HCISD Performing Arts Conservatory growing local talent


Faith Zepeda confidently raised her arms as she felt the pulse of hip-hop and traditional African music fused to create an empowering environment.

She felt the irresistible beat of Gucci Snake, a song Zepeda and other students like her danced to at the HCISD Performing Arts Center this school year.

That’s when HCISD guest artist Reegan Haynes began directing the dancers across the floor inside the dance studio. 

“To have a good, solid foundation as a dancer, you need to be prepared for any style,” Haynes, an AFRO FUZION choreographer, educator and artistic director, said. “I feel like my style really prepares dancers to just be great dancers, no matter what style they decide to pursue as a specialty.”

Preparing students for specialty professions in the arts is exactly the purpose of HCISD’s new Performing Arts Conservatory, a practicum created for this school year for students enrolled in theater and dance classes.
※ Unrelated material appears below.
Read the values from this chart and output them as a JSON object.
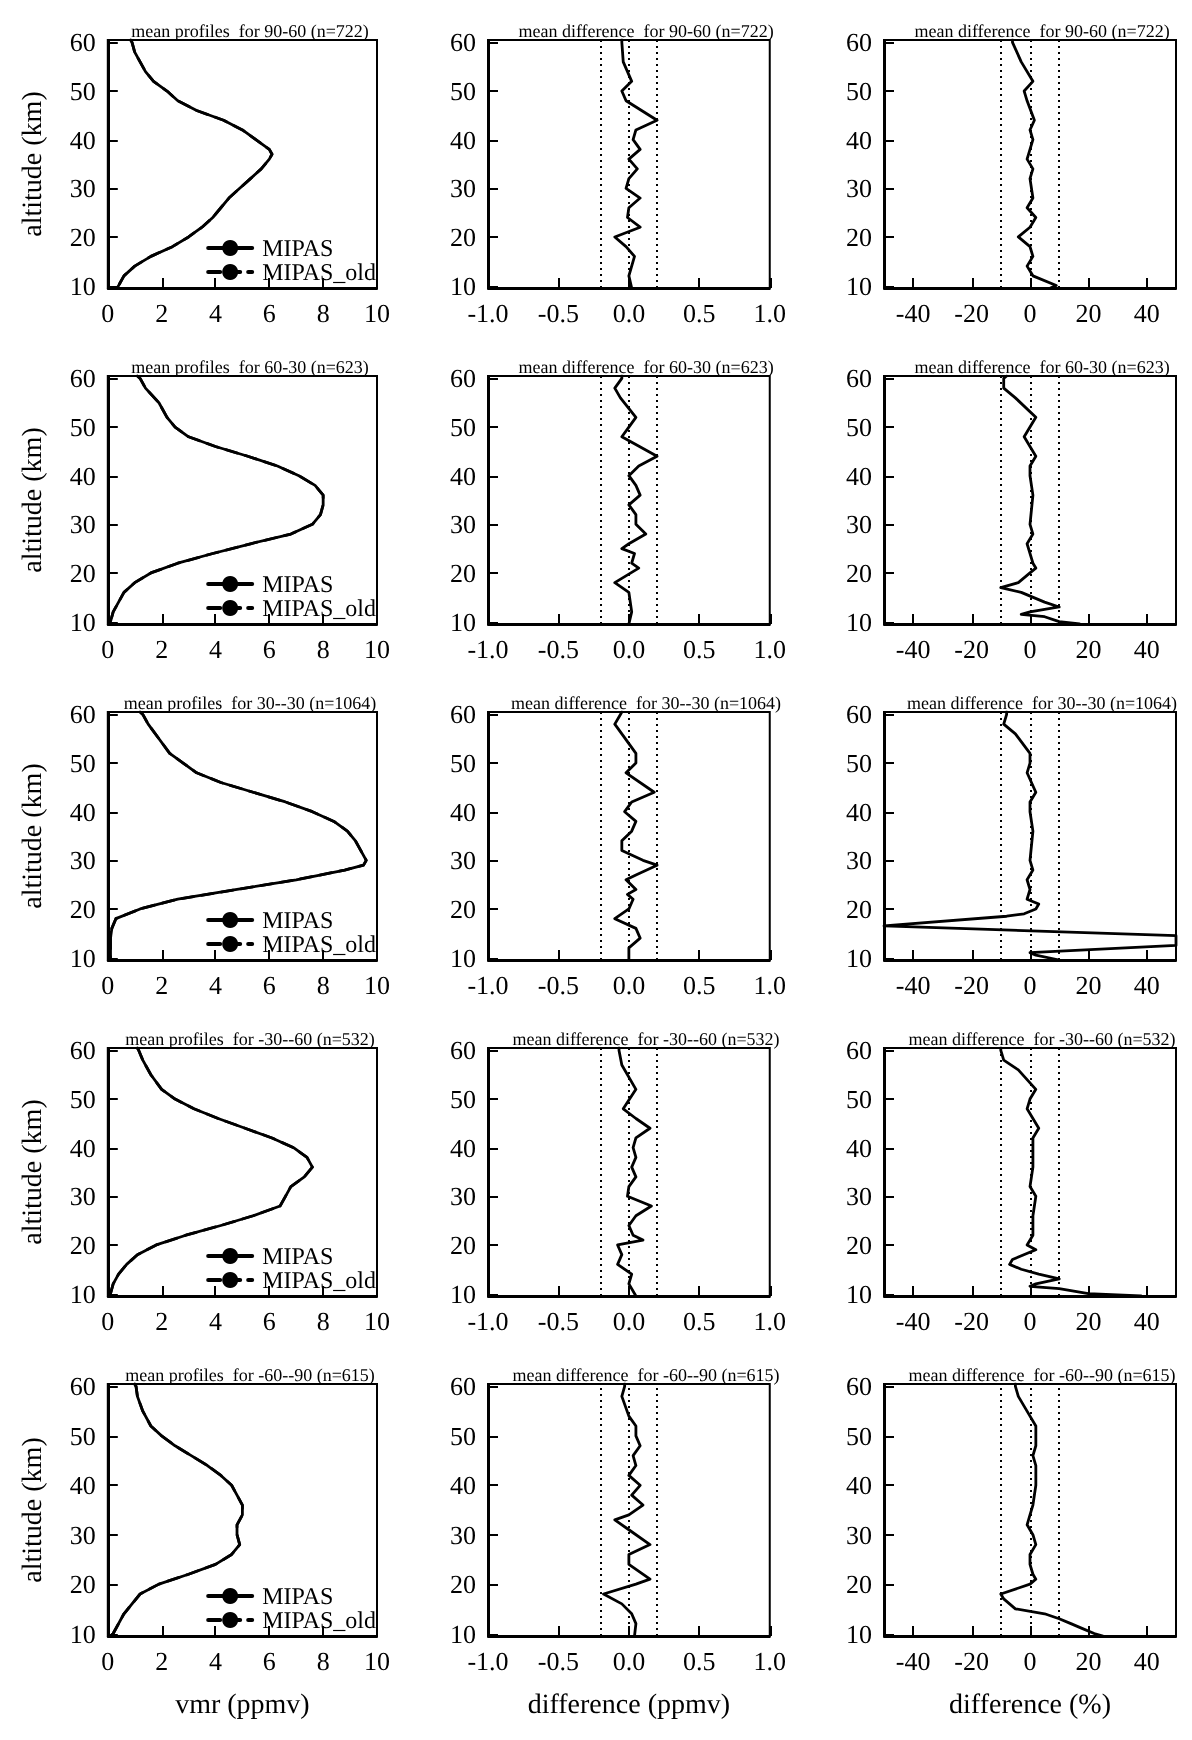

Within the conservatory, students are allowed to focus on careers in acting, modeling, and dance.

While the Conservatory offers classes taught by artistic professionals from all across the country, it also now affords similar Master Classes to the public. 
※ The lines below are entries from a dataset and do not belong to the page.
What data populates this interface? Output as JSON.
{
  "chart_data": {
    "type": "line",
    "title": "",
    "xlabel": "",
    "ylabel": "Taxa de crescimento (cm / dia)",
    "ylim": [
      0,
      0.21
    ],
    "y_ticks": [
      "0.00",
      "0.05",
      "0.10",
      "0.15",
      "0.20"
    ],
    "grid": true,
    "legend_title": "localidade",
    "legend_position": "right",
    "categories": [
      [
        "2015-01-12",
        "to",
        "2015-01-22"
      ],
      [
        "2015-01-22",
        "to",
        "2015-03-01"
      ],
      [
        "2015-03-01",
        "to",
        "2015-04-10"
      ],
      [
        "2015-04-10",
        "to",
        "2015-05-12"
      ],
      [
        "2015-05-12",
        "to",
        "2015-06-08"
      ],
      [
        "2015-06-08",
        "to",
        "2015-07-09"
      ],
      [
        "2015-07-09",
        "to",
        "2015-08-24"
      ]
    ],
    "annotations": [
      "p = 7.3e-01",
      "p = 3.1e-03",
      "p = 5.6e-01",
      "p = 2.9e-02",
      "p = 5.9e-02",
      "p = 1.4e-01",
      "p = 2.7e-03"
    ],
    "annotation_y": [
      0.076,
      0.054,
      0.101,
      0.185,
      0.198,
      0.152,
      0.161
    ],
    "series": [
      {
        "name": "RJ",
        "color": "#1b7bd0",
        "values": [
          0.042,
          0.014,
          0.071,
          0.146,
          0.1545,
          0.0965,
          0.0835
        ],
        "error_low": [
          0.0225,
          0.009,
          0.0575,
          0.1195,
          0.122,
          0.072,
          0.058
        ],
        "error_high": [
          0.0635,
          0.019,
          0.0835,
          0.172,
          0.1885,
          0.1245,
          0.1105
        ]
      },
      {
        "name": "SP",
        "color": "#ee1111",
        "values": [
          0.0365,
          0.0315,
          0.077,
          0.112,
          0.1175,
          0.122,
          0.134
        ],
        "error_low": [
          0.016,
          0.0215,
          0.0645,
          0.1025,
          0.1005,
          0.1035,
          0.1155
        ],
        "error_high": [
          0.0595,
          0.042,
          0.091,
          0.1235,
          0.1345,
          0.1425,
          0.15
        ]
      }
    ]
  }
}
The Conservatory prepares students to enter into theater and dance tracks during college. 

Practicum students go through rigorous training by learning from HCISD guests artists, from costume designers and Broadway actors to vocalists and international choreographers. Students come from their respective campuses to spend the second half of their day gaining experience through curriculum centered around the arts.

“They’re actually taking ballet, tap, jazz, modern dance,” explained HCISD Fine Arts Coordinator Lee Ann Ince. “The theater track is taking Advanced Acting Methods. Courses that you can’t get at your regular high school campus, you can take here.”
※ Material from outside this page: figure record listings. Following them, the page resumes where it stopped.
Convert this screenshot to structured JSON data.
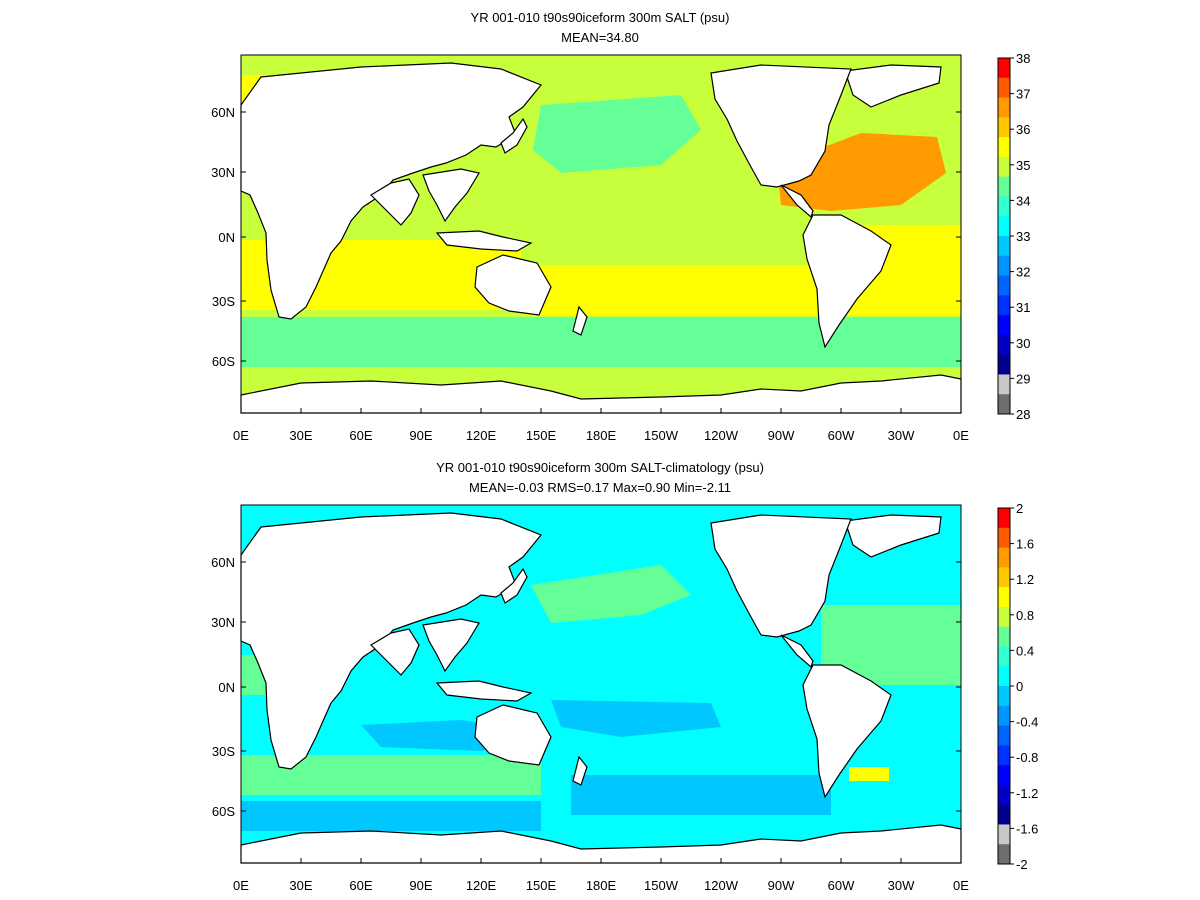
{
  "panels": [
    {
      "id": "top",
      "title_line1": "YR 001-010 t90s90iceform 300m SALT (psu)",
      "title_line2": "MEAN=34.80",
      "lat_labels": [
        "60N",
        "30N",
        "0N",
        "30S",
        "60S"
      ],
      "lon_labels": [
        "0E",
        "30E",
        "60E",
        "90E",
        "120E",
        "150E",
        "180E",
        "150W",
        "120W",
        "90W",
        "60W",
        "30W",
        "0E"
      ],
      "colorbar": {
        "labels": [
          "38",
          "37",
          "36",
          "35",
          "34",
          "33",
          "32",
          "31",
          "30",
          "29",
          "28"
        ],
        "colors": [
          "#ff0000",
          "#ff5a00",
          "#ff9a00",
          "#ffc800",
          "#ffff00",
          "#c8ff3c",
          "#64ff96",
          "#32ffd2",
          "#00ffff",
          "#00c8ff",
          "#0096ff",
          "#0064ff",
          "#0032ff",
          "#0000ff",
          "#0000c8",
          "#00008c",
          "#c8c8c8",
          "#6e6e6e"
        ]
      }
    },
    {
      "id": "bottom",
      "title_line1": "YR 001-010 t90s90iceform 300m SALT-climatology (psu)",
      "title_line2": "MEAN=-0.03   RMS=0.17   Max=0.90   Min=-2.11",
      "lat_labels": [
        "60N",
        "30N",
        "0N",
        "30S",
        "60S"
      ],
      "lon_labels": [
        "0E",
        "30E",
        "60E",
        "90E",
        "120E",
        "150E",
        "180E",
        "150W",
        "120W",
        "90W",
        "60W",
        "30W",
        "0E"
      ],
      "colorbar": {
        "labels": [
          "2",
          "1.6",
          "1.2",
          "0.8",
          "0.4",
          "0",
          "-0.4",
          "-0.8",
          "-1.2",
          "-1.6",
          "-2"
        ],
        "colors": [
          "#ff0000",
          "#ff5a00",
          "#ff9a00",
          "#ffc800",
          "#ffff00",
          "#c8ff3c",
          "#64ff96",
          "#32ffd2",
          "#00ffff",
          "#00c8ff",
          "#0096ff",
          "#0064ff",
          "#0032ff",
          "#0000ff",
          "#0000c8",
          "#00008c",
          "#c8c8c8",
          "#6e6e6e"
        ]
      }
    }
  ],
  "colors": {
    "land": "#ffffff",
    "coast": "#000000",
    "top_base": "#c8ff3c",
    "top_yellow": "#ffff00",
    "top_orange": "#ff9a00",
    "top_green": "#64ff96",
    "bot_base": "#00ffff",
    "bot_green": "#64ff96",
    "bot_blue": "#00c8ff",
    "bot_yellow": "#ffff00"
  }
}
The Conservatory aims to make triple-threats out of its students, coaching them on professional-grade dance, acting and singing.

“We try to have the full package, and they all kind of overlap, because in the industry, you need to be all three,” Ince said.

This specialized preparation is a unique opportunity for HCISD students.

“The purpose of the Conservatory was to provide students with resources that otherwise wouldn’t be available in this part of the state,” said Assistant Superintendent for Secondary Education Joseph Villareal. “We don’t live near Dallas, Houston, or Austin, where you have theater arts districts and a community, and so we came up with this idea for intensive instruction for these students in the theater arts.”

Unsurprisingly, word about the rare artistic training opportunity spread far beyond HCISD.  

“There’s been a lot of interest from all over Texas, which is very neat — we didn’t expect that,” said Sally Navarro, Harlingen CISD Fine Arts Specialist. 

Along with the Conservatory’s intended purpose, it’s also produced another unexpected outcome: “We’re also giving them self-confidence, and building their self-esteem,” said Navarro. “It’s almost like we’re forming a family.”

In a Master Class this year, America’s Next Top Model winner Jaslene Gonzales taught students how to take headshots, students cheering each other on and clapping, just as they did as their classmates attempted bold dance moves in AFRO FUZION. This attitude has created an environment of mutual support and encouragement for Conservatory students. 

“I think that we started something very special,” Navarro said, a smile spreading across her face. “It’s only going to get bigger and better.”